Keenam, pengelolaan tambang oleh Muhammadiyah dilakukan dalam batas waktu tertentu dengan tetap mendukung dan melanjutkan usaha-usaha pengembangan sumber-sumber energi yang terbarukan, serta membangun budaya hidup bersih dan ramah lingkungan.
Pengelolaan tambang disertai dengan monitoring, evaluasi, dan penilaian manfaat dan mafsadat (kerusakan) bagi masyarakat.
Apabila pengelolaan tambang lebih banyak menimbulkan mafsadat, maka Muhammadiyah secara bertanggungjawab akan mengembalikan izin usaha pertambangan kepada pemerintah.
Ketujuh, dalam pengelolaan tambang, Muhammadiyah berusaha mengembangkan model yang berorientasi pada kesejahteraan dan keadilan sosial, pemberdayaan masyarakat, membangun ekosistem yang ramah lingkungan, riset dan laboratorium pendidikan, serta pembinaan jamaah dan dakwah jamaah.

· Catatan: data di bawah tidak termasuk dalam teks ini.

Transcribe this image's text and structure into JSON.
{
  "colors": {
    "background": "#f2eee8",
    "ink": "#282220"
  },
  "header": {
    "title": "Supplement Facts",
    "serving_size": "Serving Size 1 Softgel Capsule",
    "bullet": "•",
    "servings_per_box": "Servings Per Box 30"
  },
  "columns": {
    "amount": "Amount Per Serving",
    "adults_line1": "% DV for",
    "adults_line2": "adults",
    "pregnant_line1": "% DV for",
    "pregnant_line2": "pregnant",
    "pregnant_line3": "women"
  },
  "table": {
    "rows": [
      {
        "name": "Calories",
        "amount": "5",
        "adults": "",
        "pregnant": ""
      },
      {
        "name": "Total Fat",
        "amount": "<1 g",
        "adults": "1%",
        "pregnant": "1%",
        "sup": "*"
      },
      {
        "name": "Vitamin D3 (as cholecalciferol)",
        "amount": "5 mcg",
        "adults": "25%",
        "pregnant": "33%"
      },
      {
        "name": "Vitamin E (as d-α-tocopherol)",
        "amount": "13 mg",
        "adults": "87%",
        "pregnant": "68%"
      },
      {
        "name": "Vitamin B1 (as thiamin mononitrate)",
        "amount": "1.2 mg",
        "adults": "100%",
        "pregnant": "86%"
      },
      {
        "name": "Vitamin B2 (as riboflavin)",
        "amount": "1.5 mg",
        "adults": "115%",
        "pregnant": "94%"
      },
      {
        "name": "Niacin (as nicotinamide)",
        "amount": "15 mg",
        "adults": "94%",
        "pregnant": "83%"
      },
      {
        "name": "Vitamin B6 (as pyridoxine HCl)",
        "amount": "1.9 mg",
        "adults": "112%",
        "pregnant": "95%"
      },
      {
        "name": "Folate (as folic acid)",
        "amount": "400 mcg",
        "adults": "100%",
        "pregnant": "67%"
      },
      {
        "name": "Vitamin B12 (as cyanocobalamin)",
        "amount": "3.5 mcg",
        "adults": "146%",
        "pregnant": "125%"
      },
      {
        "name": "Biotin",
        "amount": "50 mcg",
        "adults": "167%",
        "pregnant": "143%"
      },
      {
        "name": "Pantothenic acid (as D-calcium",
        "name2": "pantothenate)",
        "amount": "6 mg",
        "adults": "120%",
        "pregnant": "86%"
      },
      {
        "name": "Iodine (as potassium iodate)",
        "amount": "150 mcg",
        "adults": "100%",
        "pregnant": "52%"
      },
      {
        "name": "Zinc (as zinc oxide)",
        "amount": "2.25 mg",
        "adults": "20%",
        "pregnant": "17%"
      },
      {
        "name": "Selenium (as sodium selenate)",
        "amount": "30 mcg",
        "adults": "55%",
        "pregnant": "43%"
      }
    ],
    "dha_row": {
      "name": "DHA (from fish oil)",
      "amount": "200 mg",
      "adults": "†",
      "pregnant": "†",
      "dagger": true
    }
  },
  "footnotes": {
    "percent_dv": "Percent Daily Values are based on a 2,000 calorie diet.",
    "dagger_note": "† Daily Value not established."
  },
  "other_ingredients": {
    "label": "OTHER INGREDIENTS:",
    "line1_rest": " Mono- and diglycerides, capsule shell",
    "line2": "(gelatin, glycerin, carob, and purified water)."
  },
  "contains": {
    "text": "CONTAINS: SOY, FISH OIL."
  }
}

"Pengembangan tambang oleh Muhammadiyah diusahakan dapat menjadi model usaha "not for profit" di mana keuntungan usaha dimanfaatkan untuk mendukung dakwah dan amal usaha Muhammadiyah serta masyarakat luas".
Kedelapan, menunjuk tim pengelola tambang Muhammadiyah yang terdiri atas Muhadjir Effendy (Ketua), Muhammad Sayuti (Sekretaris), dengan anggota Anwar Abbas, Hilman Latief, Agung Danarto, Ahmad Dahlan Rais, Bambang Setiaji, Arif Budimanta, Nurul Yamin, dan M. Azrul Tanjung.
Kesembilan, tim memiliki tugas, wewenang, dan tanggung jawab yang akan ditetapkan kemudian dalam Surat Keputusan PP Muhammadiyah.